Bargeld ist für kleinere Transaktionen auf lokalen Märkten, bei Garküchen und in kleineren Restaurants unerlässlich, da viele keine Kreditkarten akzeptieren. Größere Einrichtungen wie Hotels und Einkaufszentren akzeptieren in der Regel Karten. Es ist ratsam, vietnamesische Dong (VND) für tägliche Ausgaben mitzuführen. Trinkgelder werden nicht erwartet, aber das Aufrunden der Rechnung ist üblich. Für die Kommunikation wird der Kauf einer lokalen 4G/5G-SIM-Karte von großen Anbietern wie Viettel, Mobifone oder Vinaphone empfohlen. Karten sind am Flughafen oder in Convenience Stores erhältlich.
- Ist Da Nang sicher für Touristen?
- Generell gilt Da Nang als sichere Stadt für Touristen und Expats, sowohl tagsüber als auch nachts. Wie in jeder städtischen Gegend ist es jedoch ratsam, auf Ihre Umgebung zu achten und auf Ihre Habseligkeiten aufzupassen, insbesondere in überfüllten Bereichen, um Taschendiebe abzuschrecken.
- Kann ich in Da Nang Leitungswasser trinken?
- Es wird generell nicht empfohlen, Leitungswasser in Vietnam direkt zu trinken. Es ist am besten, abgefülltes Wasser zum Trinken zu verwenden.
- Wie viele Tage sollte ich in Da Nang verbringen?
- Für Erstbesucher werden oft drei bis vier Tage empfohlen, um die wichtigsten Sehenswürdigkeiten in Da Nang zu erkunden und einen Tagesausflug zu nahegelegenen Orten wie Hoi An oder Hue zu ermöglichen.
- Welche kulturellen Etikettetipps gibt es für den Besuch von Da Nang?
- Beim Besuch religiöser Stätten kleiden Sie sich bescheiden, indem Sie Ihre Schultern und Knie bedecken, und denken Sie daran, Ihre Schuhe auszuziehen, bevor Sie heilige Orte betreten.

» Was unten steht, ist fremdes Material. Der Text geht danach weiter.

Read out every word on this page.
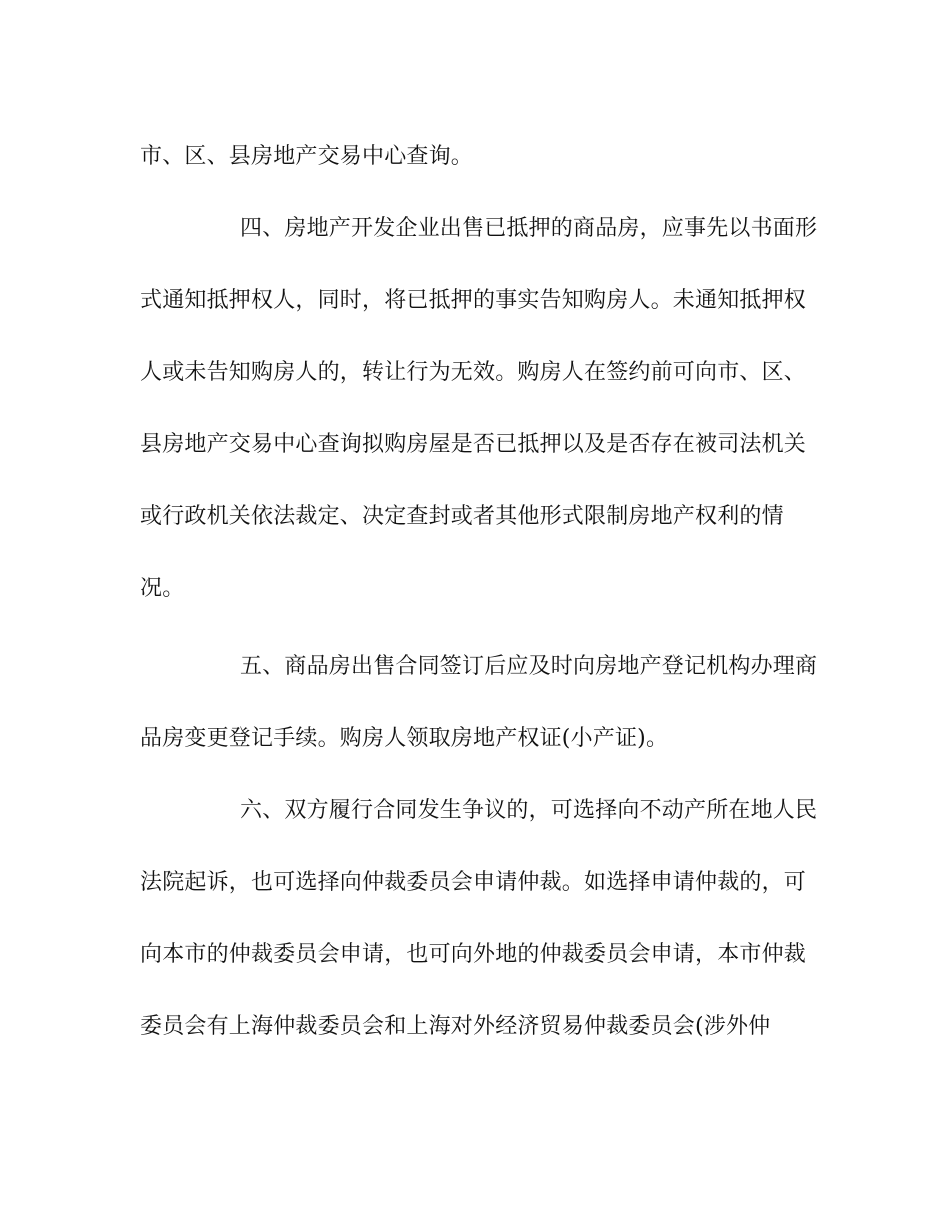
市、区、县房地产交易中心查询。
四、房地产开发企业出售已抵押的商品房，应事先以书面形
式通知抵押权人，同时，将已抵押的事实告知购房人。未通知抵押权
人或未告知购房人的，转让行为无效。购房人在签约前可向市、区、
县房地产交易中心查询拟购房屋是否已抵押以及是否存在被司法机关
或行政机关依法裁定、决定查封或者其他形式限制房地产权利的情
况。
五、商品房出售合同签订后应及时向房地产登记机构办理商
品房变更登记手续。购房人领取房地产权证(小产证)。
六、双方履行合同发生争议的，可选择向不动产所在地人民
法院起诉，也可选择向仲裁委员会申请仲裁。如选择申请仲裁的，可
向本市的仲裁委员会申请，也可向外地的仲裁委员会申请，本市仲裁
委员会有上海仲裁委员会和上海对外经济贸易仲裁委员会(涉外仲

Das Erlernen einiger grundlegender vietnamesischer Sätze kann ebenfalls hilfreich sein und wird von den Einheimischen geschätzt.
- Darf ich in Da Nang Motorroller fahren?
- Obwohl viele Ausländer Motorroller fahren, ist offiziell ein vietnamesischer Führerschein erforderlich. Ein internationaler Führerschein wird nicht immer als Ersatz akzeptiert. Die Polizei drückt manchmal ein Auge zu, aber es ist keine Garantie.
- Gibt es Einschränkungen für die Fotografie?
- Fotografieren in der Nähe von Militäranlagen, Flughäfen oder ähnlichen Sperrgebieten ist verboten. Zuwiderhandelnde können ihre Filme oder Kameras beschlagnahmt bekommen und verhaftet werden.